Gostaríamos de dar destaque para a função identitária de que nos fala Almeida (2005). Por sua característica de ser socialmente compartilhadas por determinado grupo, as representações permitem determinado grupo ser definido e diferenciado de outro, ocasionado os processos de comparação social, no qual “a representação do grupo é

sempre marcada por uma super avaliação de algumas de suas características ou de sua produção” (ABRIC, 1998, p. 29).

Fica patente a estreita relação, portanto, da Teoria das Representações Sociais com a

Teoria da Identidade Social, que possui seu conceito capital assim definido: “A identidade social será entendida, (...) como aquela parcela do auto-conceito dum

indivíduo que deriva do seu conhecimento, da sua pertença a um grupo (ou grupos) social, juntamente com o significado emocional e de valor associado àquela pertença” ( TAJFEL, 1983, p. 290).

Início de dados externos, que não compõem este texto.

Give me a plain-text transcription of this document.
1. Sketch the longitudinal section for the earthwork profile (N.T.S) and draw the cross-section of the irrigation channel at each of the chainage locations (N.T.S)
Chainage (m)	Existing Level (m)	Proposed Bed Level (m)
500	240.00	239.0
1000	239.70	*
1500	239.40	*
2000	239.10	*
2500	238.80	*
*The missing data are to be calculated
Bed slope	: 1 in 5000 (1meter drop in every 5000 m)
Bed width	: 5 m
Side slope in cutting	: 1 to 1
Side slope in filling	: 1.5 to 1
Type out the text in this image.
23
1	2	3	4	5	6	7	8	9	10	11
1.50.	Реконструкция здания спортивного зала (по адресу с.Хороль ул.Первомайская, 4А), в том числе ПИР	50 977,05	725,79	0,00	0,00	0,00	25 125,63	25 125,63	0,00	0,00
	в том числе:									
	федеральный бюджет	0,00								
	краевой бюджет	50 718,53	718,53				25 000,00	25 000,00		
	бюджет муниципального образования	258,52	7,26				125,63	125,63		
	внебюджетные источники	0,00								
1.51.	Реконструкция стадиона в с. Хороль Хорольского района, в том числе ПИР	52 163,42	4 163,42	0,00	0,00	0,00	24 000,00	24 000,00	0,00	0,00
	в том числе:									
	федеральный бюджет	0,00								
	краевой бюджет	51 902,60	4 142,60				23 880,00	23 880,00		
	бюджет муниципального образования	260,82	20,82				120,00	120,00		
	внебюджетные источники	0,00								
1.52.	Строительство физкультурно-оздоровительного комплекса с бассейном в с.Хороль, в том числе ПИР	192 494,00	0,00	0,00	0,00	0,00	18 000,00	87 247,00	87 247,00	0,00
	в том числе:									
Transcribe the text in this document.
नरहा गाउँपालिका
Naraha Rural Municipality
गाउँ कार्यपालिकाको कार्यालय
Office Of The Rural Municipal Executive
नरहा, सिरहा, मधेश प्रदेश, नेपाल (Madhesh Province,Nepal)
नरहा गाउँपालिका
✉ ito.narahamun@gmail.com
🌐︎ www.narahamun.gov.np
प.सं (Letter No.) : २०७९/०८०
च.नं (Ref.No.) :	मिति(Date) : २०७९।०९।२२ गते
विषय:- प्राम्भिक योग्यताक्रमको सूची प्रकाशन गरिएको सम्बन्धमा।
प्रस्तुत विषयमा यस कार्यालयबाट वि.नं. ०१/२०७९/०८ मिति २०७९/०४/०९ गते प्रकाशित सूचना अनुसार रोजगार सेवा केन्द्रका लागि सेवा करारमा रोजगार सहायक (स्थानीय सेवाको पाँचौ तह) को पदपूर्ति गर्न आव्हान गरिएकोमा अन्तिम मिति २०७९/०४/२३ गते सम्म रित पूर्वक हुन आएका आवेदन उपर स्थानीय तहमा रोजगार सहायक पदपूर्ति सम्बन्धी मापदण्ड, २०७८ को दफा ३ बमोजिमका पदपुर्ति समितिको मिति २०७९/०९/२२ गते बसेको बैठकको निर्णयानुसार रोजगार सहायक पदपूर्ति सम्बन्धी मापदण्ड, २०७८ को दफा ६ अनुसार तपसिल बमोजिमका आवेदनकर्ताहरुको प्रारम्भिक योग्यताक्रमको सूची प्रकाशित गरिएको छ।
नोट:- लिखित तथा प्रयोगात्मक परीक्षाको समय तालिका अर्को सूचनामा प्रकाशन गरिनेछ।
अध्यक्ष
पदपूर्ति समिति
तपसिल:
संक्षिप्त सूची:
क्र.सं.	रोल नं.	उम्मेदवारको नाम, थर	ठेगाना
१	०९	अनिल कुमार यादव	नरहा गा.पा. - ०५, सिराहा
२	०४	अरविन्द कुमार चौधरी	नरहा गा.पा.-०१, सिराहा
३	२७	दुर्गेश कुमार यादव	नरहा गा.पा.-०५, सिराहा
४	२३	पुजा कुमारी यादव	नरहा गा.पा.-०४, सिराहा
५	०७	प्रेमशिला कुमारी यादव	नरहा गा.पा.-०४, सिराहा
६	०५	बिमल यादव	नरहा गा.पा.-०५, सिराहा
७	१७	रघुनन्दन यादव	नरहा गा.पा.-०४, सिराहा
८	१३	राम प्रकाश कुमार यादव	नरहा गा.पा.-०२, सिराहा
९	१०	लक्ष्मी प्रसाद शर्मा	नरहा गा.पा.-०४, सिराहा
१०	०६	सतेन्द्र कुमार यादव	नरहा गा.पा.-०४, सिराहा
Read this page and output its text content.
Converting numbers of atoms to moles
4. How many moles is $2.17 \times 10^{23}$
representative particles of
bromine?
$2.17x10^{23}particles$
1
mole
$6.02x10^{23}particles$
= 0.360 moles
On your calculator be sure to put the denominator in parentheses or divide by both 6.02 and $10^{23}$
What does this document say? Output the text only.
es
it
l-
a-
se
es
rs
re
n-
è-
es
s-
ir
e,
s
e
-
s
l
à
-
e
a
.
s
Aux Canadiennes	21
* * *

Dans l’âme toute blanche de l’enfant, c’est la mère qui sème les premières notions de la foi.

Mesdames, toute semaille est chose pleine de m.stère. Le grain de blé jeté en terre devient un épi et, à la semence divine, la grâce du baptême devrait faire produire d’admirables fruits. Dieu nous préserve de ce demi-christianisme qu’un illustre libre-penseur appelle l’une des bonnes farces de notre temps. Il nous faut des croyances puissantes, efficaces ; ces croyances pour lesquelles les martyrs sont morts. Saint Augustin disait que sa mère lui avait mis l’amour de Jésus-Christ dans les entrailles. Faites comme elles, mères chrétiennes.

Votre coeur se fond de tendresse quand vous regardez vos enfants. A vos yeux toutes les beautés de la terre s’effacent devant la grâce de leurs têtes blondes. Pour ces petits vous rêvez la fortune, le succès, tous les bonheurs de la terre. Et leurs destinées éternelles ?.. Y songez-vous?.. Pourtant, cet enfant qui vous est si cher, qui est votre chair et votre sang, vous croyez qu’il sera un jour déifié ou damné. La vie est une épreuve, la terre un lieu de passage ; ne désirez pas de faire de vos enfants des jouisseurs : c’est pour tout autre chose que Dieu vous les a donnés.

Essa relação entre representações sociais e identidade social fica mais clara quando consideramos que

uma representação pode ser para um grupo um meio de afirmar suas particularidades e diferenças. (...) A especificidade do “nós” não se exprime somente através das características que o grupo se atribui ( a representação do endogrupo). Ela também pode exprimir-se na maneira pela qual este grupo representa um objeto social. Em muitos casos, esta representação se torna um meio de acentuar ao mesmo tempo as diferenças entre o endogrupo e exogrupo ( DESCHAMPS & MOLINER, 2009, p.133).

Assim, as representações sociais aparecem como elementos importantes na preservação e valorização da identidade grupal. Na teoria proposta por Tajfel (1983) fica evidente que no chamado processo de comparação social há uma tendência comum de atribuir ao “exogrupo” uma valoração negativa e positiva ao endogrupo. É digno de nota que se um determinado grupo, a princípio reconhecido como positivo, não oferece condições adequadas para preservar a identidade social de determinada pessoa, dois mecanismos, “mobilidade social” e “mudança social”, permitem a determinado sujeito buscar um status mais alto, aonde a identificação com grupo inicial é perdida.

“A categorização social permite ao indivíduo orientar-se e definir o seu lugar na sociedade. Dinamizando o processo de categorização social, temos a comparação social que permite evidenciar o conflito entre o endogrupo ( o “nós” ) e o exogrupo ( o “outro”) (SOUZA, BONONO, LIVRAMENTO, et., 2009, p. 30).